3C. Legal and Compliance (Agency Law)
The legal personality of autonomous agents is still grey. If an autonomous buying agent signs a contract with a vendor agent, is the contract valid?
Enterprises must establish clear Terms of Agency. We must update vendor contracts to account for “agent-generated” liabilities. The human operator must retain strict liability for the agent’s actions to ensure enforceability.
3D. Ethical Boundaries (Rules of Engagement)
Agents effectively negotiate on our behalf. Ethical governance now means defining the rules of engagement.
Can your sales agent lie by omission to close a deal? Can it feign empathy?

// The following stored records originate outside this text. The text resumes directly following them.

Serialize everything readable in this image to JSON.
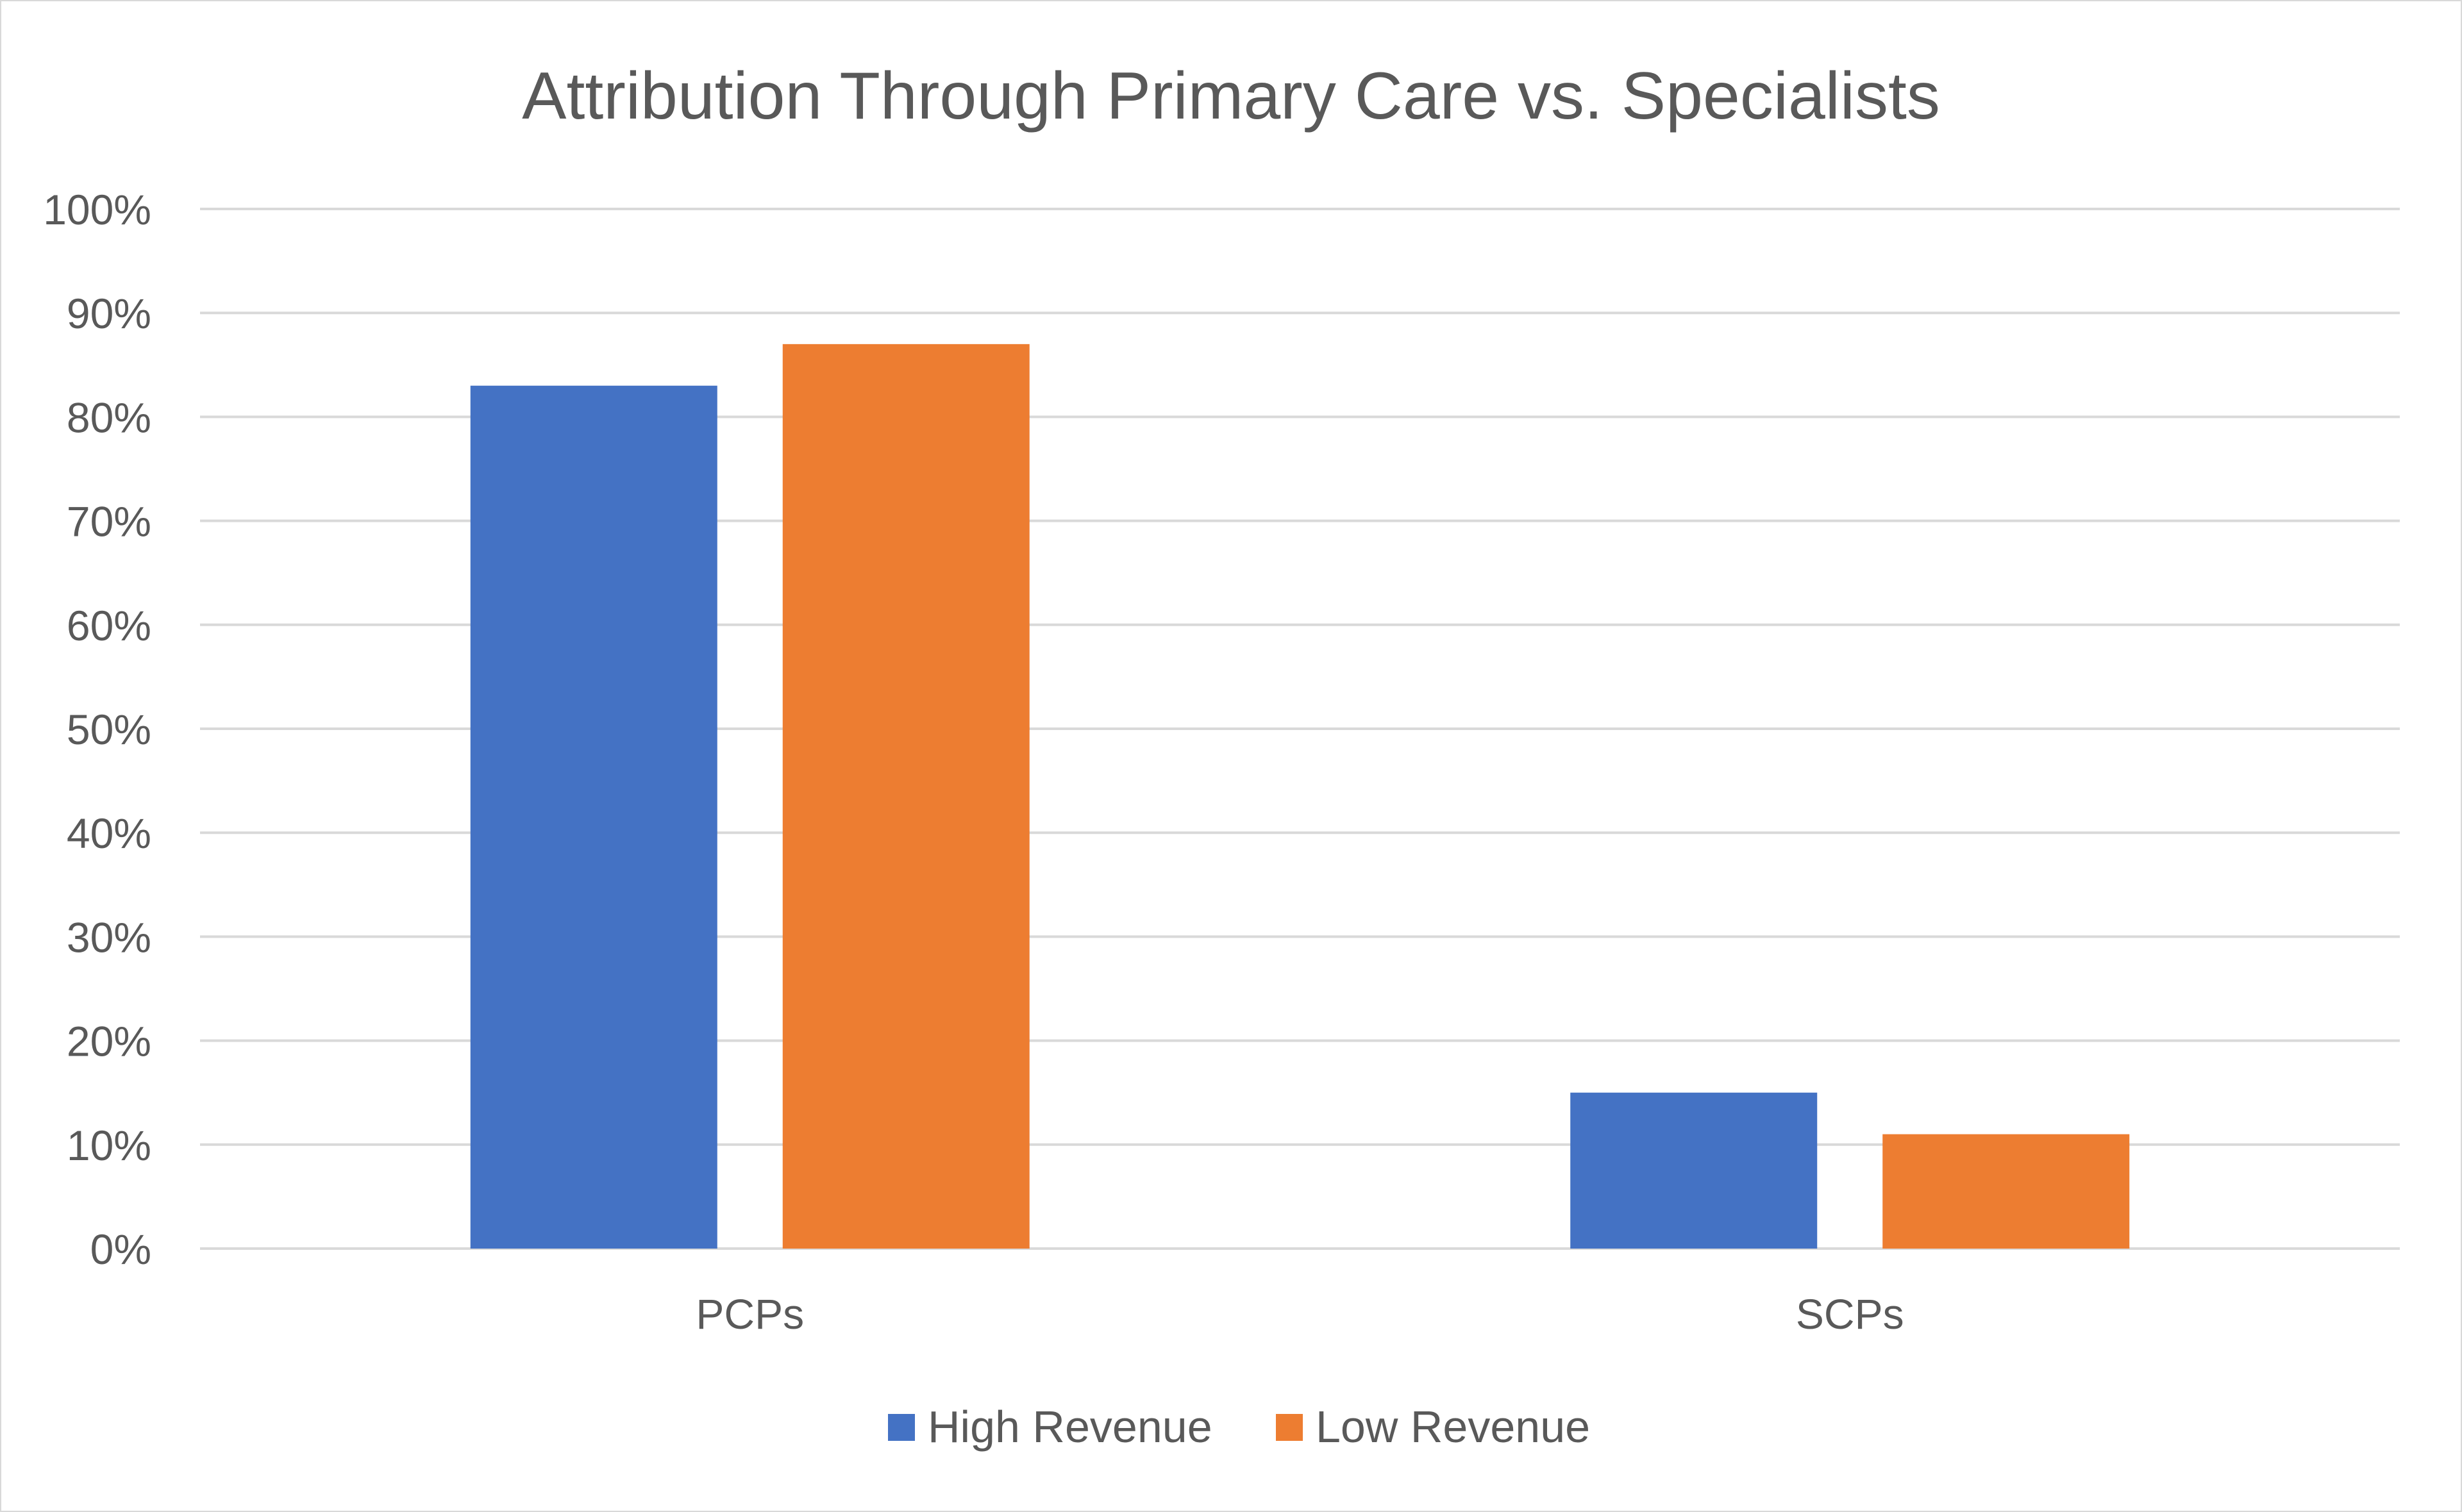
{
  "chart_data": {
    "type": "bar",
    "title": "Attribution Through Primary Care vs. Specialists",
    "categories": [
      "PCPs",
      "SCPs"
    ],
    "series": [
      {
        "name": "High Revenue",
        "values": [
          0.83,
          0.15
        ],
        "color": "#4472C4"
      },
      {
        "name": "Low Revenue",
        "values": [
          0.87,
          0.11
        ],
        "color": "#ED7D31"
      }
    ],
    "ylim": [
      0,
      1
    ],
    "yticks": [
      "0%",
      "10%",
      "20%",
      "30%",
      "40%",
      "50%",
      "60%",
      "70%",
      "80%",
      "90%",
      "100%"
    ],
    "grid": true,
    "legend": "bottom",
    "xlabel": "",
    "ylabel": ""
  }
}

If the answer is no, that rule must be explicitly programmed into the system prompt and verified by the oversight layer. We are seeing a move toward “Disclosure by Default,” where agents must identify themselves as non-human at the start of any interaction.
4. The Operational Reality
We are moving from Human-in-the-Loop to Human-on-the-Loop.
In the “In-the-Loop” model (2023-2024), the human approved every action. That is unscalable. It turns the human into a bottleneck.
In the “On-the-Loop” model (2026), the human sets the parameters and monitors the dashboard, intervening only when the system flags an anomaly.
This requires a new role in the organization:
The AI Orchestrator.
This is not a prompt engineer. This is a systems thinker who designs the workflows, permissions, and oversight mechanisms for multi-agent swarms. They are the managers of the digital workforce. Their job is not to do the work, but to design the constraints within which the work happens.
Moving Forward
The novelty of AI agents has worn off. We are now in the implementation phase.
The companies that succeed in 2026 will not be the ones with the smartest models. Everyone has access to the same foundational intelligence. The winners will be the ones with the strongest Control Planes.
Reliability is the new benchmark for intelligence. If you cannot trust an agent to act autonomously while you sleep, you do not have an agent. You have a toy.
Governance is the bridge between a toy and a tool.